Another thing is that the visit-level cost is much higher than code-level cost. which is reasonable consider the sigmoid function on visit-level, but will that cause the impact that: the model will focus much more on visit-level?
Given the above two things, my question is: During your experiment, do you think visit-level is the key of the success of the medical vector and code-level is not that important? Or do I miss anything?
Thanks!
Hi Xianlong,
Generally, I wouldn't recommend running med2vec on MIMIC-III. It is a very small dataset(about 45K patients in total), and there are probably only a couple thousand patients (or even less) that made at least three visits, because it's an ICU dataset. Therefore the visit-level softmax loss probably won't train well. I uploaded process_mimic.py so that people can "try out" med2vec, not to obtain state-of-the-art performance with MIMIC-III. And you even divided MIMIC-III into two parts, so the data size is even more problematic.
Now, to your findings: When you say you got certain recall@8, I have so many questions to ask regarding your experiment setup. And when you say that the visit-level cost is much higher than code-level cost, I'd like to know how much. So if you have time, we can talk on Skype. I'm interested to learn your findings. Please send me an email to mp2893@gmail.com.
BTW, you might be right about the balance between visit-level cost and code-level cost. Empirically, summing the two worked just fine. But if you can think of some clever way to balance the two and run experiments, it would be great to learn new findings.
Thanks, Ed
@1230pitchanqw Hi,I have almost same questions as @mp2893 asked. It would be nice if you can share your findings in details and we could talk about it.
hello @paulcx,
Sorry for the late respond. I had a conversation with Ed yesterday and he gives me some valuable advises.

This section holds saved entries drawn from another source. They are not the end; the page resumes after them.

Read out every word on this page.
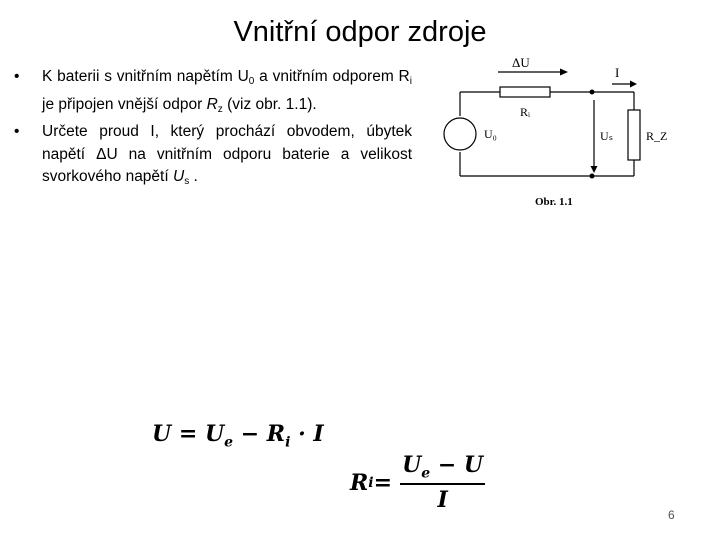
Vnitřní odpor zdroje
• K baterii s vnitřním napětím $U_0$ a vnitřním odporem $R_i$ je připojen vnější odpor $R_z$ (viz obr. 1.1).
• Určete proud I, který prochází obvodem, úbytek napětí ΔU na vnitřním odporu baterie a velikost svorkového napětí $U_s$ .
ΔU
I
Rᵢ
U₀	Uₛ	R_Z
Obr. 1.1
$U = U_e - R_i \cdot I$
R $i = \frac{U_e - U}{I}$
6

What I did was actually very simple: instead of training two different datasets separately, I trained them together. General idea can be seen below:
Form Ed's proposal: '''In that case, it would be easy if you have two datasets where one dataset uses, for example, ICD-9 diagnosis codes and ICD-9 procedure codes, and another dataset uses ICD-9 diagnosis codes and CPT procedure codes. Using the first dataset, you can project ICD-9 diagnosis codes and the ICD-9 procedure codes in the same latent space. Using the second dataset, you can project ICD-9 diagnosis codes and the CPT procedure codes in another same latent space. Then, you can select one diagnosis code and retrieve k-nearst procedure codes respectively from each latent space and compare the retrieved procedure codes.'''
Now for my findings so far: 1. this method only works when I use In-patient data (more codes per visit); 2. the code-level training is doing very little affect to the training; 3. even though using In-patient data to do the training can lead to a good result on this task, but the quality of the medical vectors is bad: the synonyms have a small cos-sim values (around 0.2, while in Ed's trained vectors they have around 0.9).
Thanks
@1230pitchanqw Thanks for your insights. I'm wondering if this paper 'Earth Mover’s Distance Minimization for Unsupervised Bilingual Lexicon Induction' would help somehow.
@paulcx Thanks! That is very interesting tool to evaluate distances between different vocabularies. Have you ran any experiments with this tool?
It's quite interesting if this approach could be used for matching the ICD codes based different language version or do sort of machine medical concepts translation based on the term representation.